A kaleidoscopic cloud hangs over India, where revelers mark the arrival of spring by throwing powdered dye with abandon, spraying water, and flooding the streets for raucous fun. Holi may be traditionally Hindu, but everyone is equal during this holiday. This year on March 8, color will hide all class lines, the caste system will disappear, and foreigners will join the locals. Underneath the dancing and colorful chaos lies unique culture and deeply rooted tradition. Here’s what you need to know about Holi.
The most vibrant of all the festivals, the Festival of Holi is also referred to as the Festival of Colors. Holi gets its name from Holika, the demoness sister of evil King Hiranyakashyap in Hindu mythology. As the story goes, the villainous king tried to forbid his son Prahlad from worshiping one of the Hindu gods, Vishnu, but Prahlad persisted despite his father. So, the king ordered Prahlad and Holika (who was immune to fire) to sit on a pyre, a wooden structure for burning a body as part of a funeral or execution. When the flames struck, Holika burnt to death in spite of her immunity to fire, and miraculously Prahlad prevailed because he called on the help of Lord Vishnu. So, Holi celebrations serve as a reminder of the triumph of good over evil, reflecting the Hindu belief that faith and devotion leads to salvation that can be attained by everyone who believes.

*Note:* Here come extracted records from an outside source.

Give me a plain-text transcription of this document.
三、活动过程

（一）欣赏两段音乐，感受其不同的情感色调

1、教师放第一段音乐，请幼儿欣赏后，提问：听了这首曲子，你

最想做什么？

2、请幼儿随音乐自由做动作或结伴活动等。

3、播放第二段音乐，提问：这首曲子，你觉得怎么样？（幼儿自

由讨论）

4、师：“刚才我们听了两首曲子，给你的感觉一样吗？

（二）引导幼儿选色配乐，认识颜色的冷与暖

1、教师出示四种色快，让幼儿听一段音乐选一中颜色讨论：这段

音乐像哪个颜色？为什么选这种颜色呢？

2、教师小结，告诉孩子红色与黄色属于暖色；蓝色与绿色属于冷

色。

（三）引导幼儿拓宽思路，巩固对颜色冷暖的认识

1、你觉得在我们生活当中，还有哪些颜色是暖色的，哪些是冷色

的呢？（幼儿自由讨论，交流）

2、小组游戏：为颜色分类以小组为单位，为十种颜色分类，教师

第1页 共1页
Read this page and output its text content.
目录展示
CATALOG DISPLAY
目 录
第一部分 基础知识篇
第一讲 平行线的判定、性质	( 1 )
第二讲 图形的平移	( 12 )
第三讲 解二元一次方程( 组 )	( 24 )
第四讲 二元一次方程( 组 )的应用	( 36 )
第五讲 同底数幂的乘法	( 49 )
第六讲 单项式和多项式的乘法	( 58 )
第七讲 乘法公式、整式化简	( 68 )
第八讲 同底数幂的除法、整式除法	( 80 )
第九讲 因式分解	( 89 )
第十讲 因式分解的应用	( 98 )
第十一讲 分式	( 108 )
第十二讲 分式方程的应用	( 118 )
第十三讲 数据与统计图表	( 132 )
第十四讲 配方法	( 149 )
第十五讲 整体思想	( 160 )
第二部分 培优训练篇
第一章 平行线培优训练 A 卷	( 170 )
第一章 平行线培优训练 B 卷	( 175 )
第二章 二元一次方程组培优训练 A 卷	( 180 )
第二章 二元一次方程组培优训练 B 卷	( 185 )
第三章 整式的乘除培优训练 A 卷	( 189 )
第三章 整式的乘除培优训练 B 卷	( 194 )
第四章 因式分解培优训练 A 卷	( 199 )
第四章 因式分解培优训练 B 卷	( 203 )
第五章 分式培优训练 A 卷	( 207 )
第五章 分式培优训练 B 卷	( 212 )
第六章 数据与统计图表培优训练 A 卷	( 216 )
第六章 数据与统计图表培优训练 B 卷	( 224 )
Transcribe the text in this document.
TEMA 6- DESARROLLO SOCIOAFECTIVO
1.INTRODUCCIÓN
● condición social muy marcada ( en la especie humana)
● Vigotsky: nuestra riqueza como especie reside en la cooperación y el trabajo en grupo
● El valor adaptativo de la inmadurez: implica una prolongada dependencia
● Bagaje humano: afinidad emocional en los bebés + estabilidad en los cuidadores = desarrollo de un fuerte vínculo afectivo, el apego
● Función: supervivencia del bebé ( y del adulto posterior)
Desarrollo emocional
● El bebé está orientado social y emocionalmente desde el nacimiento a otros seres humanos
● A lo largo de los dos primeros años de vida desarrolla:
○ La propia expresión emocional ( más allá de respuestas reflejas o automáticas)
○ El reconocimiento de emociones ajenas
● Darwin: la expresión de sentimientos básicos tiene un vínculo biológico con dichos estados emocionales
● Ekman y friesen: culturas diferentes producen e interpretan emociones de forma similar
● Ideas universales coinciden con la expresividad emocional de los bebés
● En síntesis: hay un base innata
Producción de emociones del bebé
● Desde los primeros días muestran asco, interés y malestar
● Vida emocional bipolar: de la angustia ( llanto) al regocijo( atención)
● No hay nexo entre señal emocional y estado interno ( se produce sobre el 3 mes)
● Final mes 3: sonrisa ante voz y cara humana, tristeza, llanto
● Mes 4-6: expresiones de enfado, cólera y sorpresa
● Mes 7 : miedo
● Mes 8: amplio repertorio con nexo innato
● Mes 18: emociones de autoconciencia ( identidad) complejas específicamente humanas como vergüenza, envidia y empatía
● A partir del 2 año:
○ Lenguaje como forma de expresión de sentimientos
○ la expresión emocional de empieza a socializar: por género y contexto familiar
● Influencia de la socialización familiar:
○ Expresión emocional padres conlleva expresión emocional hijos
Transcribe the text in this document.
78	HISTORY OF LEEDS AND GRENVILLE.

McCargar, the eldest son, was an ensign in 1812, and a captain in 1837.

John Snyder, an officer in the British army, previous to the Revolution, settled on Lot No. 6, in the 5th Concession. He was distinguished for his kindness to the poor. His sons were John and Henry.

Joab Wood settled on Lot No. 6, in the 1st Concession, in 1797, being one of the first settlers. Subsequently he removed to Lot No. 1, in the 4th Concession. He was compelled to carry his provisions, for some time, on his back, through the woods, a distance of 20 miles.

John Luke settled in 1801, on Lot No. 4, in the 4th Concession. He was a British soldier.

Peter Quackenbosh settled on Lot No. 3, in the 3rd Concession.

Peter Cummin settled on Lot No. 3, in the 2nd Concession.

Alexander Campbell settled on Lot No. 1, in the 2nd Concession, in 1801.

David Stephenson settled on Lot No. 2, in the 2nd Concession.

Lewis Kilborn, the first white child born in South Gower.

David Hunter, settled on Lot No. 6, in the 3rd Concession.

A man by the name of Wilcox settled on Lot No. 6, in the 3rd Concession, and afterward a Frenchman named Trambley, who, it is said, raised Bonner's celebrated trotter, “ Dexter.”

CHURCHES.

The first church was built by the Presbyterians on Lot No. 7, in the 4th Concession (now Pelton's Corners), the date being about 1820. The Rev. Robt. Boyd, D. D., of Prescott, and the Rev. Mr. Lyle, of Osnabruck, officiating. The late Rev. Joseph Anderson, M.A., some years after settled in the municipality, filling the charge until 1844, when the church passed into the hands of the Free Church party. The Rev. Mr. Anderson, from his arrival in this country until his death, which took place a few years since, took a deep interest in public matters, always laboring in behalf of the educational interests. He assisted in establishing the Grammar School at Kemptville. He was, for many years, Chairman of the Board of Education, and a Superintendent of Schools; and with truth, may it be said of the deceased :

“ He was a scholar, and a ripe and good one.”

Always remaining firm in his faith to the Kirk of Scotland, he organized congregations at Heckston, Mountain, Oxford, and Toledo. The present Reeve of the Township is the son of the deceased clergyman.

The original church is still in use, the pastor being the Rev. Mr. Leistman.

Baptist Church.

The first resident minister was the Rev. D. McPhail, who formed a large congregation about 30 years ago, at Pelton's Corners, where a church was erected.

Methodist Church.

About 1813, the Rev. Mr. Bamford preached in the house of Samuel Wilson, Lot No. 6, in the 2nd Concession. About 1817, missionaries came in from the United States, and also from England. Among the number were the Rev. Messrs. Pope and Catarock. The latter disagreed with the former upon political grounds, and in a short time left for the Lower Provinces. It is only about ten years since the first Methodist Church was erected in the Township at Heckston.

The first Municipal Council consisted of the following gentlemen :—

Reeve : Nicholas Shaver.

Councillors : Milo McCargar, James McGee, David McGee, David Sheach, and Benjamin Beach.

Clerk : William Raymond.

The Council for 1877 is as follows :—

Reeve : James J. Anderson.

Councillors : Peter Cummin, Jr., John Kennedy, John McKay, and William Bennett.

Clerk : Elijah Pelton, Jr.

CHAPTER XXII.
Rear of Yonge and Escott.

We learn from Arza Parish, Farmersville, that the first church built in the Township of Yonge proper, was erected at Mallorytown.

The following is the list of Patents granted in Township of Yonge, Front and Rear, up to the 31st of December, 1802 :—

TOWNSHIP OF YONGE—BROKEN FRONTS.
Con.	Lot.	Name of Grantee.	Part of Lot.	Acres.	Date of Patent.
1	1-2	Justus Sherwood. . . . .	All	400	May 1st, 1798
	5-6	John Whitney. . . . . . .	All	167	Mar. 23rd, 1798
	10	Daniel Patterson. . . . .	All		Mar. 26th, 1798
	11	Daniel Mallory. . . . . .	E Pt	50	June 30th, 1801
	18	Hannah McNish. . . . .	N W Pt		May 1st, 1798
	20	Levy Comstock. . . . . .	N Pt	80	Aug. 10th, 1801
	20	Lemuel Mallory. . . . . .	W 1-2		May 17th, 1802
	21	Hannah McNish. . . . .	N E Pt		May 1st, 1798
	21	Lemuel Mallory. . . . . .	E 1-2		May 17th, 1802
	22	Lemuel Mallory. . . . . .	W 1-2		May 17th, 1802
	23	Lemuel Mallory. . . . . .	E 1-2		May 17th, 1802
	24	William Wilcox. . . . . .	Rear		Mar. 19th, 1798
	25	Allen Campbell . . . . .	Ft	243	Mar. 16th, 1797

Legend also holds that after being cursed with blue skin by a demon, Krishna worried that his fair-skinned consort, Radha, would no longer love him. When he complained to his mother Yashoda, she teasingly replied for Krishna to paint Radha’s face whatever color he chose, so he did. The flying multihued pigments, called gulal, remind of the story of Krishna.
Families across India lovingly prepare gujiya, a dumpling-like sweet that filled with dried fruits and nuts spiced with cardamom. Countless variations exist, but common fillings include pistachios, cashews, coconut, and raisins, which everyone enjoys during fiery Holika Dahan.
Some people toast Holi with a bhaang, a milky beverage mixed with a paste of the buds and leaves of cannabis grown high in the Himalayas. Consumed for 3,000 years, this cannabis milkshake connects through mythology to the powerful monk god Shiva–and sold in government-run bhang shops.
The festival lasts for two days and is initiated by lighting a large bonfire. This fire acts as a symbol to burn away all of the bad that occurred in the previous year and to prepare individuals and families for the opportunity of a colorful and optimistic future. Once the bonfire is lit, many people will throw in wood, twigs, or dried leaves to signify the burning of their demons.
On the following day, the day of Holi, people throw colored dye into the air for the remainder of the festival. This is what results in the famous pictures depicting the Holi Festival of colors, where participants are covered from head to toe in bright colors of various shades. As mentioned, each of the colors represents something different. Once you’ve had your fill at the festival, washing off the dye acts as the last symbolic behavior—the cleansing of past sins or evil doings.
Diwali, also known as Deepavali or the Festival of Lights, is one of the most important festivals in Indian religions. It symbolizes the spiritual "victory of light over darkness, good over evil, and knowledge over ignorance". The festival is widely associated with conflagrations between good and evil entities.
Diwali is a post-harvest festival celebrating the bounty following the arrival of the monsoon in the subcontinent. It is celebrated during the Hindu lunisolar months of Ashvin (according to the amanta tradition) and Kartika (between mid-October and mid-November). In Hinduism it generally lasts five or six days.
Diwali is connected to various religious mythical events or personalities. The day Rama returned to his kingdom in Ayodhya with his wife Sita and his brother Lakshmana after defeating the demon, Ravana. Birth of Lakshmi (goddess of prosperity). Ganesha (God of wisdom and the remover of obstacles). Other regional traditions connect the holiday to Sita and Rama, Vishnu, Krishna, Durga, Shiva, Kali, Hanuman, Kubera, Yama, Yami, Dhanvantari, or Vishvakarman.
During the festival, Hindus, Jains and Sikhs illuminate their homes, temples and workspaces with diyas (oil lamps), candles and lanterns Hindus, in particular, have a ritual oil bath at dawn on each day of the festival. Diwali is also marked with fireworks and the decoration of floors with rangoli designs, and other parts of the house with jhalars. Food is a major focus with families partaking in feasts and sharing mithai.
The festival is an annual homecoming and bonding period not only for families, but also for communities and associations, particularly those in urban areas, which will organize activities, events and gatherings. Many towns organize community parades and fairs with parades or music and dance performances in parks. Some Hindus, Jains and Sikhs will send Diwali greeting cards to family near and far during the festive season, occasionally with boxes of Indian confectionery. Another aspect of the festival is remembering the ancestors.